As things stand, the Redstones, along with the company's board, remain undecided on whether to extend a voice to the nonvoting shareholders, sources reported. The family’s spokesperson opted against commenting. This brings into focus the distinct nature of Paramount's stock structure. A significant portion of the company's equity is in the hands of investors who – contrary to most public corporations – remain silent on pivotal decisions, including selections for board membership.

Historical Precedents: The Media Mogul Playbook

The past offers glimpses of powerful media figures empowering shareholders with limited voting rights during pivotal transactions. Notably, News Corp. and Fox Corp., both media empires under the Murdoch banner, have bylaws that necessitate consultative votes from nonvoting shareholders for significant mergers. Rupert Murdoch, the overseer of both entities, once announced his intent to unify the companies yet declared his commitment to not proceeding without the backing of a majority of investors outside his Murdoch lineage. Although these merger plans were eventually dropped, Murdoch's gesture served as a noteworthy example.

Adding to the historical context, Cablevision Systems saw a dramatic turn of events in 2007 when its independent shareholders boldly rejected a proposed acquisition by the controlling Dolan family, a decision allowed through voting provisions that specifically excluded family members.

However, not all corporate tales echo such inclusivity. When CBS Corp. and Viacom Inc. were brought together again in 2019, the Redstones did not extend the same courtesy to nonvoting investors, sidelining them from the decision-making process. CBS board members even escalated the matter to the courts in an attempt to halt the merger, but to no avail. Consequently, Paramount faced legal action, resulting in a substantial $290 million settlement.

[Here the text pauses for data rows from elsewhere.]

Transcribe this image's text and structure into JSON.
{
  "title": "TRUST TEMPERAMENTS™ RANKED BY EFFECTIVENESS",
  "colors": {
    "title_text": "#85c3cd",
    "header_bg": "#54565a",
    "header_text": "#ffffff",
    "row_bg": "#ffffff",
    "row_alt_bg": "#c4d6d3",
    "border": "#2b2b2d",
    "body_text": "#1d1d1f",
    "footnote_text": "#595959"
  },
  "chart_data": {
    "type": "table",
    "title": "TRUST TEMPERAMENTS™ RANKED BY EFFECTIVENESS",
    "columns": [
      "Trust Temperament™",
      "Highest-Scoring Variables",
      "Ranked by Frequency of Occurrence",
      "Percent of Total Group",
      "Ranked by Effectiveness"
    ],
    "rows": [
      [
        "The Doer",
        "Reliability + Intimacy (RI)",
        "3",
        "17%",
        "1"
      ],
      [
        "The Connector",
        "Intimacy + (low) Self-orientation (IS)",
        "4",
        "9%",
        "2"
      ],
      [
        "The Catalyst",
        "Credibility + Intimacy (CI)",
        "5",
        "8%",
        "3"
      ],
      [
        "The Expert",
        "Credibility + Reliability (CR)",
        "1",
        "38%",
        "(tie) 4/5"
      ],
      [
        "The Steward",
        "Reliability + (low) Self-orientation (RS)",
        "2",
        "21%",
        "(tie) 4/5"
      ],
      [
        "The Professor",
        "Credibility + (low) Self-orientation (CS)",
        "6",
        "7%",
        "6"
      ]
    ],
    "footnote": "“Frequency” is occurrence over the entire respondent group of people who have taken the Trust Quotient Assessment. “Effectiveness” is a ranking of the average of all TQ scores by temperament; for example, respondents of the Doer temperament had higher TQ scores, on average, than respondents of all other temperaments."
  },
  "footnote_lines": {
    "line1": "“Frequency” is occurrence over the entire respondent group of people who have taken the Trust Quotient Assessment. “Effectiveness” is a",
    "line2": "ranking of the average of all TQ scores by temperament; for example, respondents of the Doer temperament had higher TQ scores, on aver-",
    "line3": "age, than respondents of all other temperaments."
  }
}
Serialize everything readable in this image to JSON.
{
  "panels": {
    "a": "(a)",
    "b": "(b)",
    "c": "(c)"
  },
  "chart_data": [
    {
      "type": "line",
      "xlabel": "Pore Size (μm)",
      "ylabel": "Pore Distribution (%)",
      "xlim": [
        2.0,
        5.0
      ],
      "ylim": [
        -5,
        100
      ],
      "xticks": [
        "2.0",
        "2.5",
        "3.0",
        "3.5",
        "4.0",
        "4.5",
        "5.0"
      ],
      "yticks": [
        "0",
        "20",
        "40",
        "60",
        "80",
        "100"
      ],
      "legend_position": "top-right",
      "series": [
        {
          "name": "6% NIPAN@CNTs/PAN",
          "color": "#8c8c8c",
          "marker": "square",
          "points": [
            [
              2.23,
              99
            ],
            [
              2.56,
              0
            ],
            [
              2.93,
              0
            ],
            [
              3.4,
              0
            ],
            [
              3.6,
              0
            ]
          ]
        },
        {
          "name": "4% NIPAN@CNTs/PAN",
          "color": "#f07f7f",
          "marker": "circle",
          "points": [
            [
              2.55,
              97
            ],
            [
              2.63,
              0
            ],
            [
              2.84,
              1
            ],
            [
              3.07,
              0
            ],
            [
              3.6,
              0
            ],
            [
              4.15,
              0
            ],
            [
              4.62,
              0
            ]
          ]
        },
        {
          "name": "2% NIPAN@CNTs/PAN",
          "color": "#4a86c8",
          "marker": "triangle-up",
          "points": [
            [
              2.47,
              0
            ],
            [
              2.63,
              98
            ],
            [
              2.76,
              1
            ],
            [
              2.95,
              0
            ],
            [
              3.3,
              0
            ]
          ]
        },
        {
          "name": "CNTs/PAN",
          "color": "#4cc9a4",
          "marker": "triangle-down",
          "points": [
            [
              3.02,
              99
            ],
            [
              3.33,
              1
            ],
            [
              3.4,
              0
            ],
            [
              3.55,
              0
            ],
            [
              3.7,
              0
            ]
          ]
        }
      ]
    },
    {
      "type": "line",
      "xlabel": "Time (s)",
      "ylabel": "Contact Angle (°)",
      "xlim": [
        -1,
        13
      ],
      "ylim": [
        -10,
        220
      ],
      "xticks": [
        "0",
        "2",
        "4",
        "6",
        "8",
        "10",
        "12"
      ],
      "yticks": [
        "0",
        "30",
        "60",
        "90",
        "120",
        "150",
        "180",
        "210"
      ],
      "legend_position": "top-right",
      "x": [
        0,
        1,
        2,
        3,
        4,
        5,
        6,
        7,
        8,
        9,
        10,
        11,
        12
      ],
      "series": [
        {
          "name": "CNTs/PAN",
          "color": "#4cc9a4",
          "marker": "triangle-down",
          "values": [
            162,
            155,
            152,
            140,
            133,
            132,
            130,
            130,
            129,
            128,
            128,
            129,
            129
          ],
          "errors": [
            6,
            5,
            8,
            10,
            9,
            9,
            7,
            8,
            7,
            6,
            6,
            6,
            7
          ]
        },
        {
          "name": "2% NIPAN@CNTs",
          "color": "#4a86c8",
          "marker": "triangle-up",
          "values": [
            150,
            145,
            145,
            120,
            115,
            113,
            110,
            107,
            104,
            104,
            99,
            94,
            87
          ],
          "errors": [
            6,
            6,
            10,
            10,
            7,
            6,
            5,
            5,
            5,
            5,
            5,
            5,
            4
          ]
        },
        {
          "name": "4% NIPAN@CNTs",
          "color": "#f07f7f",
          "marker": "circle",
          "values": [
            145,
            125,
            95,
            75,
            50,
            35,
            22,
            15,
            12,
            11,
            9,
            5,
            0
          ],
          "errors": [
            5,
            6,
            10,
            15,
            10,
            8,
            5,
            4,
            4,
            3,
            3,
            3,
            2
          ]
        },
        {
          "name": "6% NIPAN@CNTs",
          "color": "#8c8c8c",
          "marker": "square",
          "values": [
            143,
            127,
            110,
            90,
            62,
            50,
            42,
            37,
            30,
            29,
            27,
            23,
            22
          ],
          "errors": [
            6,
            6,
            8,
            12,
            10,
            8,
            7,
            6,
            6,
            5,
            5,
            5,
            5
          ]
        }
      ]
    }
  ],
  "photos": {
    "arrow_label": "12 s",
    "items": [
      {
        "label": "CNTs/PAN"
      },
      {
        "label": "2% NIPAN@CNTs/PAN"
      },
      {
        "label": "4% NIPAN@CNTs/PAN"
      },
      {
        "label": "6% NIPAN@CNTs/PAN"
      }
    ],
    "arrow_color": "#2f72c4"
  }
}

Considering the looming likelihood of a deal with Skydance, it becomes increasingly plausible that Paramount will confront a legal quagmire, forecasts Charles Elson, a seasoned corporate governance scholar from the University of Delaware. Elson's critique underscores the problematic dynamics of dual-class stock structures. This approach originally aimed to empower visionary leaders, but as those visionaries pass on, leaving their progeny in charge, it can often result in marginalized minority shareholders.

As the situation unfolds, both privately and in the public eye, Paramount Global, under the influence of Shari Redstone and the rest of the Redstone family, grapples with a decision that may redefine their corporate legacy and the entertainment industry at large. While the allure of a potentially lucrative deal beckons, the call for equitable treatment of all shareholders echoes just as strongly.

The potential integration of Skydance Media into Paramount's vast empire portends a bold new chapter for the media conglomerate. With strategic mergers often proving to be transformative, the question remains: will Paramount’s move serve as a catalyst for monumental success or a source of strife among shareholders fighting for their rightful voice?

As details emerge and speculations abound, the industry watches closely to see how this game of corporate chess plays out. Whether Redstone will heed the calls for shareholder democracy or chart a path of unilateral decision-making may well set a precedence for similar scenarios in the corporate tapestry of America.

As judicial, investor, and corporate interests converge at this pivotal juncture for Paramount, the choices made in the days ahead may well be remembered as a watershed moment in corporate governance.